Co-firing refers to mixing biomass with fossil fuels in conventional power plants. Coal-fired power plants can use co-firing systems to significantly reduce emissions, especially sulfur dioxide emissions. Gasification systems use high temperatures and an oxygen-starved environment to convert biomass into synthesis gas, a mixture of hydrogen and carbon monoxide. The synthesis gas, or “syngas,” can then be chemically converted into other fuels or products, burned in a conventional boiler, or used instead of natural gas in a gas turbine. Gas turbines are very much like jet engines, only they turn electric generators instead of propelling a jet. High-efficiency to begin with, they can be made to operate in a “combined cycle,” in which their exhaust gases are used to boil water for steam, a second round of power generation, and even higher efficiency.

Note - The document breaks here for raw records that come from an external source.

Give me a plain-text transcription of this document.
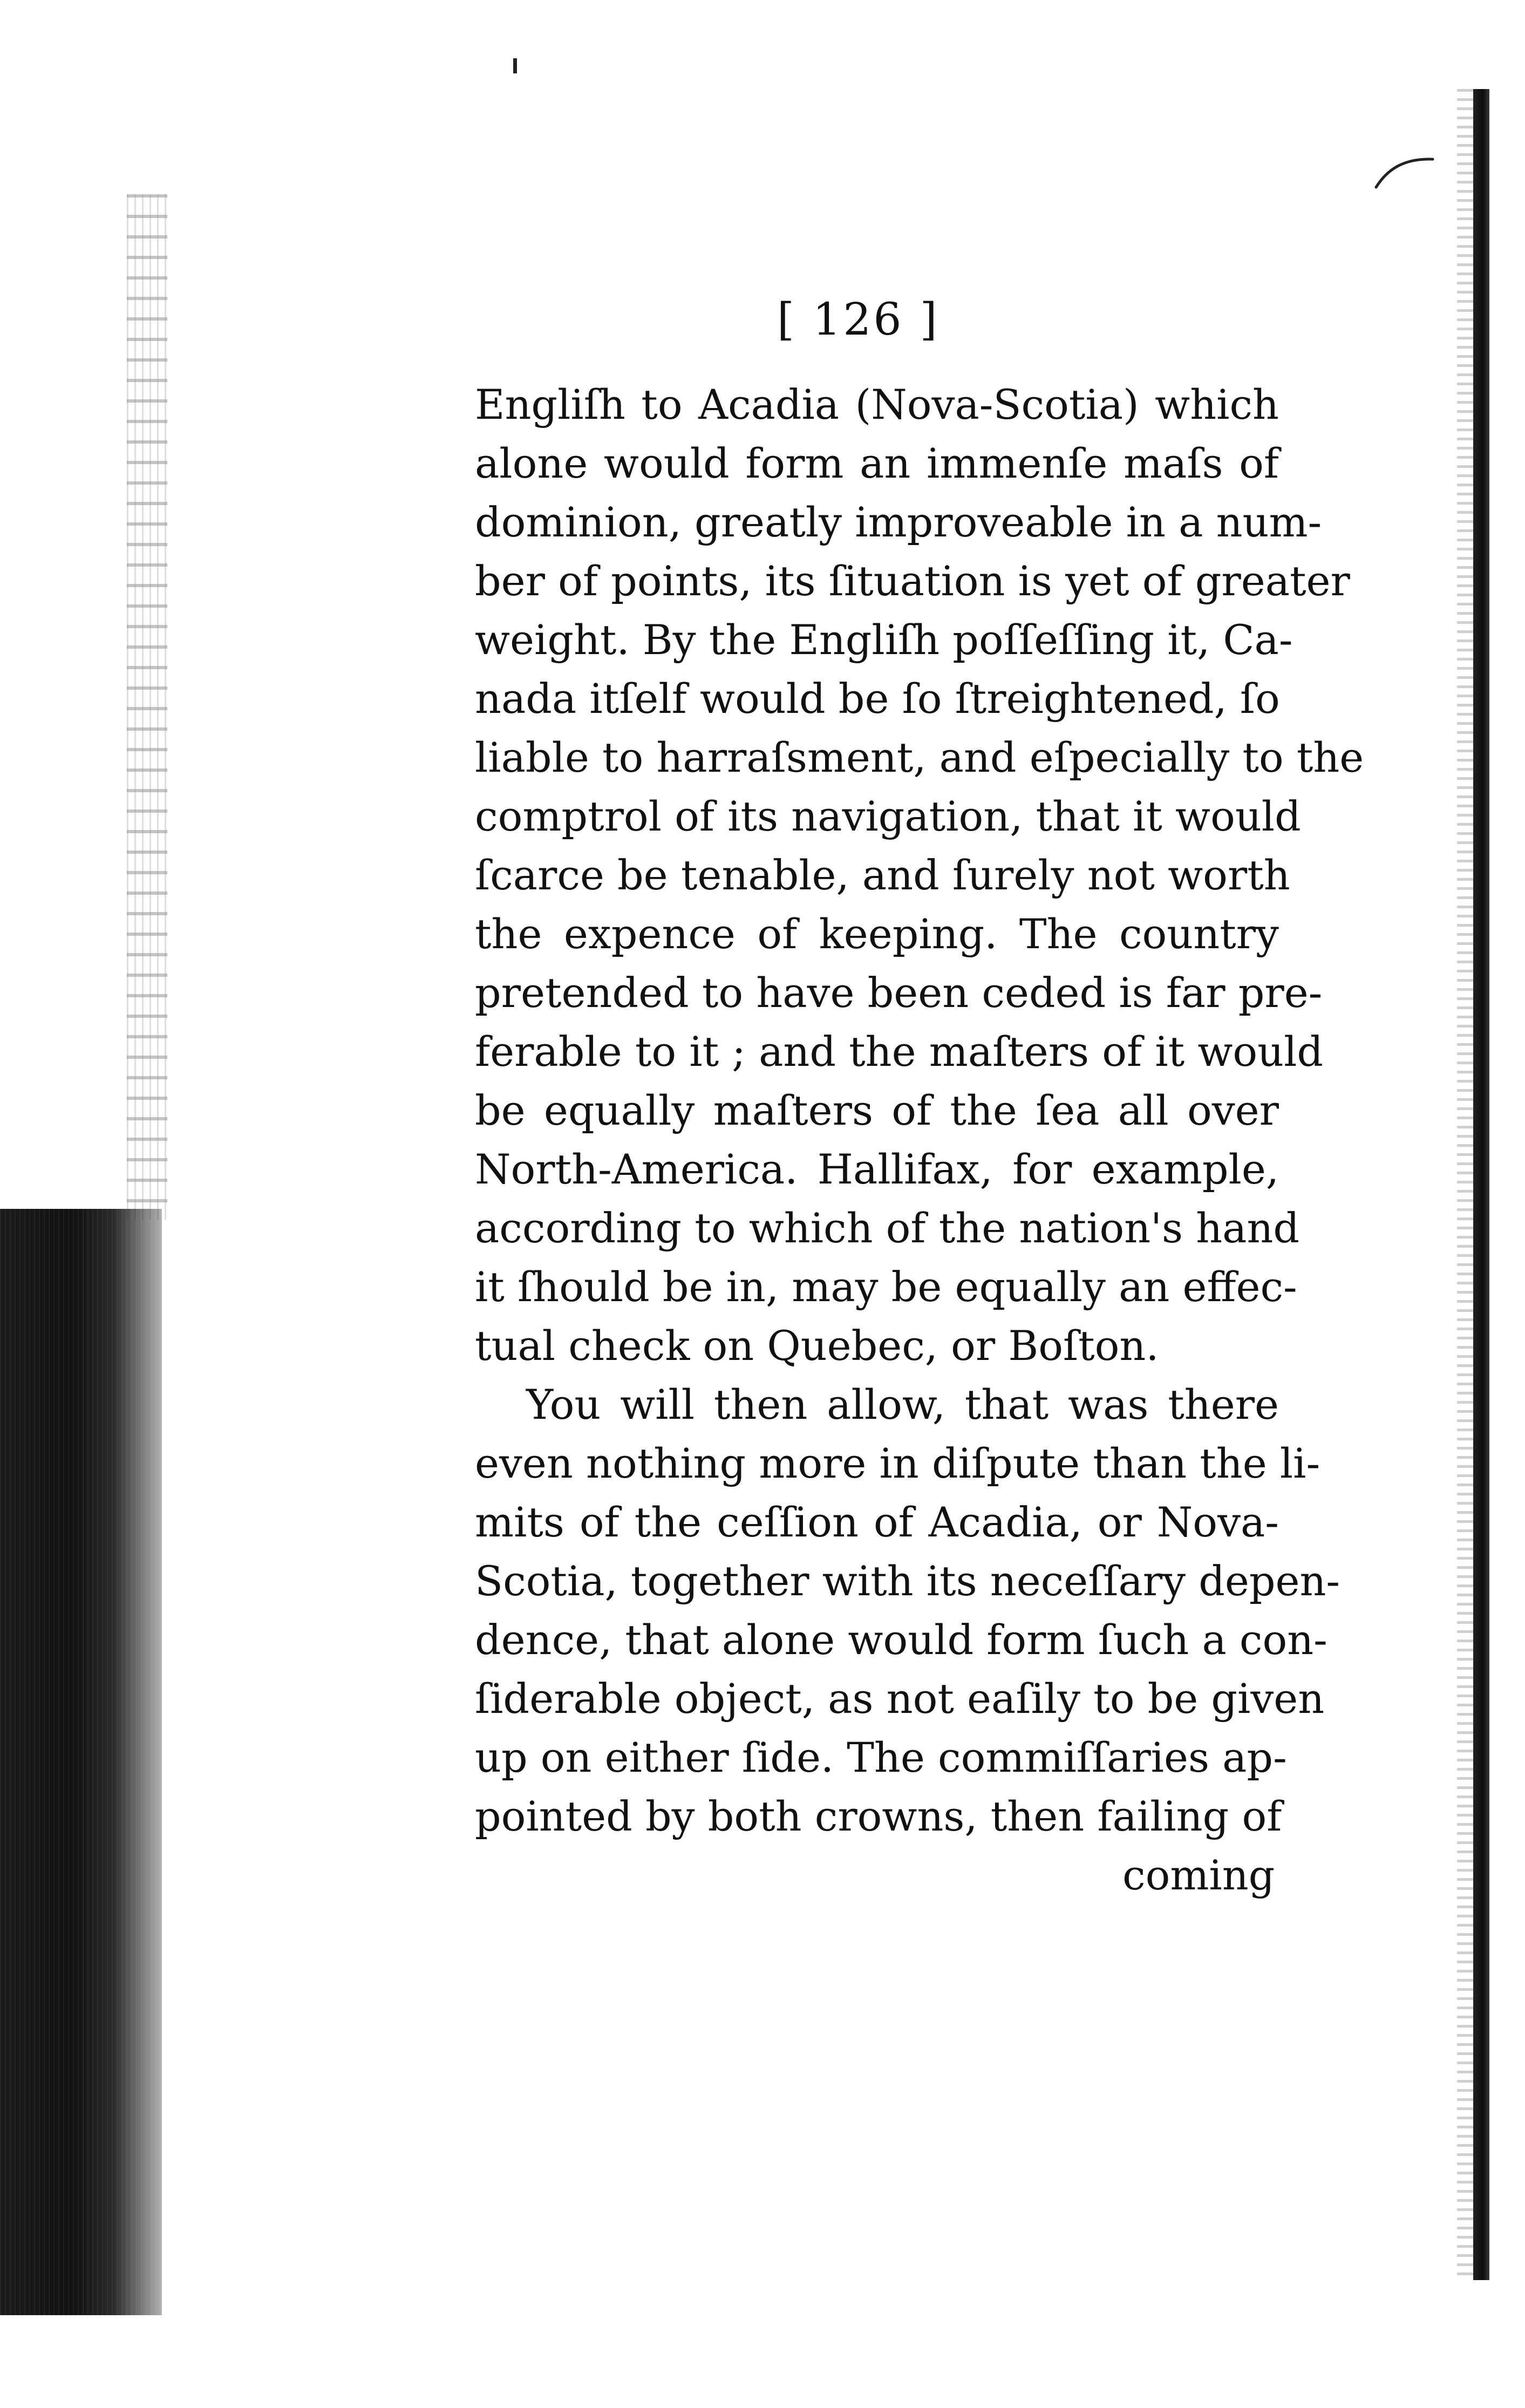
[ 126 ]
Engliſh to Acadia (Nova-Scotia) which
alone would form an immenſe maſs of
dominion, greatly improveable in a num-
ber of points, its ſituation is yet of greater
weight. By the Engliſh poſſeſſing it, Ca-
nada itſelf would be ſo ſtreightened, ſo
liable to harraſsment, and eſpecially to the
comptrol of its navigation, that it would
ſcarce be tenable, and ſurely not worth
the expence of keeping. The country
pretended to have been ceded is far pre-
ferable to it ; and the maſters of it would
be equally maſters of the ſea all over
North-America. Hallifax, for example,
according to which of the nation's hand
it ſhould be in, may be equally an effec-
tual check on Quebec, or Boſton.
You will then allow, that was there
even nothing more in diſpute than the li-
mits of the ceſſion of Acadia, or Nova-
Scotia, together with its neceſſary depen-
dence, that alone would form ſuch a con-
ſiderable object, as not eaſily to be given
up on either ſide. The commiſſaries ap-
pointed by both crowns, then failing of
coming
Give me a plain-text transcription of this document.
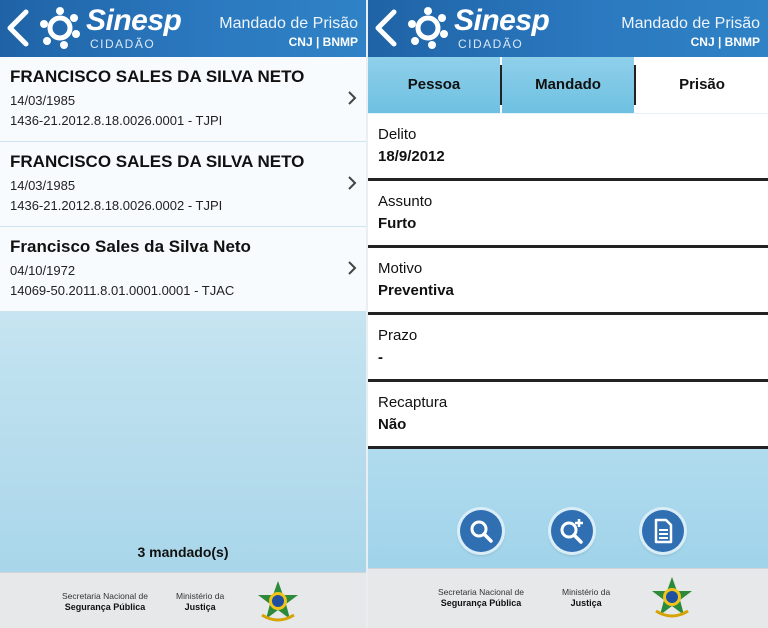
Sinesp
CIDADÃO
Mandado de Prisão
CNJ | BNMP
FRANCISCO SALES DA SILVA NETO
14/03/1985
1436-21.2012.8.18.0026.0001 - TJPI
FRANCISCO SALES DA SILVA NETO
14/03/1985
1436-21.2012.8.18.0026.0002 - TJPI
Francisco Sales da Silva Neto
04/10/1972
14069-50.2011.8.01.0001.0001 - TJAC
3 mandado(s)
Secretaria Nacional de
Segurança Pública
Ministério da
Justiça
Sinesp
CIDADÃO
Mandado de Prisão
CNJ | BNMP
Pessoa	Mandado	Prisão
Delito
18/9/2012
Assunto
Furto
Motivo
Preventiva
Prazo
-
Recaptura
Não
Secretaria Nacional de
Segurança Pública
Ministério da
Justiça
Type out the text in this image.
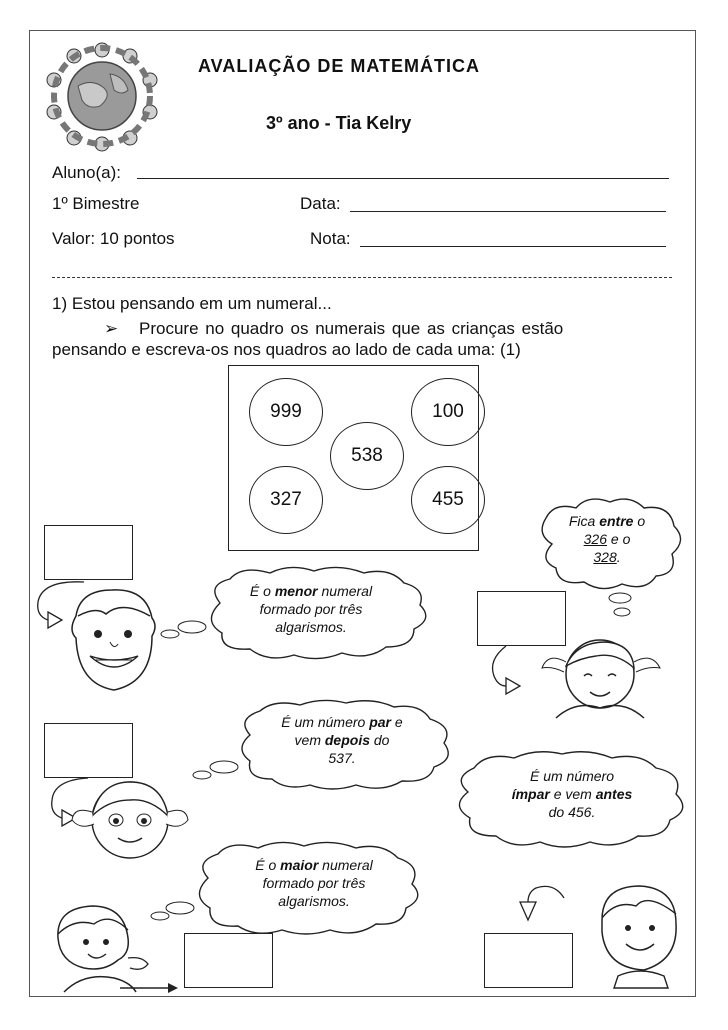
AVALIAÇÃO DE MATEMÁTICA
3º ano - Tia Kelry
Aluno(a):
1º Bimestre	Data:
Valor: 10 pontos	Nota:
1) Estou pensando em um numeral...
➢ Procure no quadro os numerais que as crianças estão
pensando e escreva-os nos quadros ao lado de cada uma: (1)
999	100
538
327	455
Fica entre o
326 e o
328.
É o menor numeral
formado por três
algarismos.
É um número par e
vem depois do
537.
É um número
ímpar e vem antes
do 456.
É o maior numeral
formado por três
algarismos.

Using a similar thermochemical process but different conditions (totally excluding rather than limiting oxygen, in a simplified sense) will pyrolyze biomass to a liquid rather than gasify it. As with syngas, pyrolysis oil can be burned to generate electricity or used as a chemical source for making plastics, adhesives, or other bioproducts.
The natural decay of biomass produces methane, which can be captured and used for power production. In landfills, wells can be drilled to release the methane from decaying organic matter. Then pipes from each well carry the methane to a central point, where it is filtered and cleaned before burning. This produces electricity and reduces the release of methane (a very potent greenhouse gas) into the atmosphere.
Methane can also be produced from biomass through a process called anaerobic digestion. Natural consortia of bacteria are used to decompose organic matter in the absence of oxygen in closed reactors. Gas suitable for power production is produced, and possibly troublesome wastes (such as those at sewage treatment plants or feedlots) are turned to usable compost.
Gasification, anaerobic digestion, and other biomass power technologies can be used in small, modular systems with internal combustion or other generators. These could be helpful for providing electrical power to villages remote from the electrical grid—particularly if they can use the waste heat for crop drying or other local industries. Small, modular systems can also fit well withdistributed energy generation systems.